There's little fine print in President Bush's plan to help Americans with subprime mortgage woes. He's offering a way for overextended borrowers to try and meet their rising mortgage payments and avoid foreclosure. It's about time.

After initially shrugging off the potential fallout of the subprime mess, Mr. Bush has realized that keeping more Americans in their homes is good for the economy and that the federal government has a role to play.

At the center of the president's modest package is a proposed change in the Federal Housing Administration's mortgage insurance program that would enable homeowners struggling with the higher costs of adjustable rate mortgages to refinance with federally insured loans. Homeowners who have missed payments are not now eligible for the program. But Mr. Bush would change the rules to allow a homeowner who faltered only after the mortgage jumped to a higher amount to be eligible for the FHA insurance.

The change could help prevent 80,000 homeowners from defaulting and losing their homes. With the slowdown in housing sales, cities don't need a glut of vacant properties blighting neighborhoods.

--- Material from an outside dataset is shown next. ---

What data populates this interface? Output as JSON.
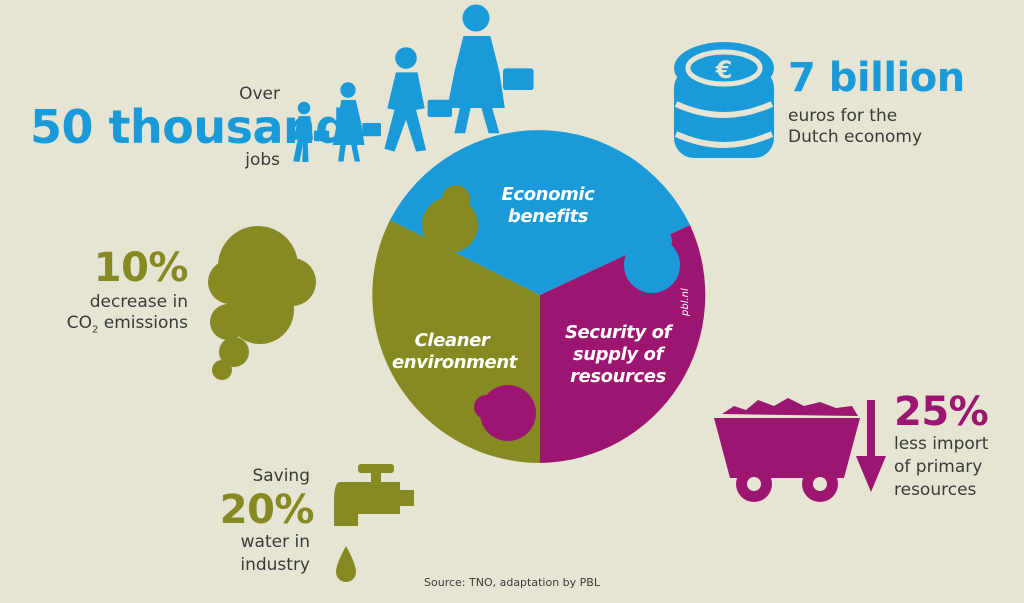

Across the country, foreclosures are on the rise. Among the reasons: a proliferation of subprime mortgages, which appealed to buyers with minimal or spotty credit histories because they offered low initial rates that ballooned within two years.

The subprime mess has reverberated through the economy: Interest rates have risen, some mortgages are harder to get, the stock market fell wildly and the financial markets faced a credit crunch. But just two weeks ago, Mr. Bush took a "not to worry" attitude, suggesting the markets would self-correct and subprime borrowers hadn't read "the fine print" on their loans.

While many homeowners foolishly took on more debt than they could handle, it's also true that lenders, brokers and investors looked to cash in on the housing bubble without seriously considering whether borrowers could repay loans.

Maryland's subprime foreclosure rate has been 2.4 percent, compared with 5.1 percent nationally. But consumer advocates project that as many as 45,000 subprime loans that originated in the state will end up in foreclosure. State officials and legislators have begun reviewing a variety of proposals to provide additional relief to homeowners and better police the industry.

The Bush proposals won't bail anyone out of his or her problems, but they will help thousands of homeowners help themselves. And the president's call to enforce predatory lending laws and strengthen lending practices sends the right message to an industry that needs to re-examine its role in the subprime mortgage debacle.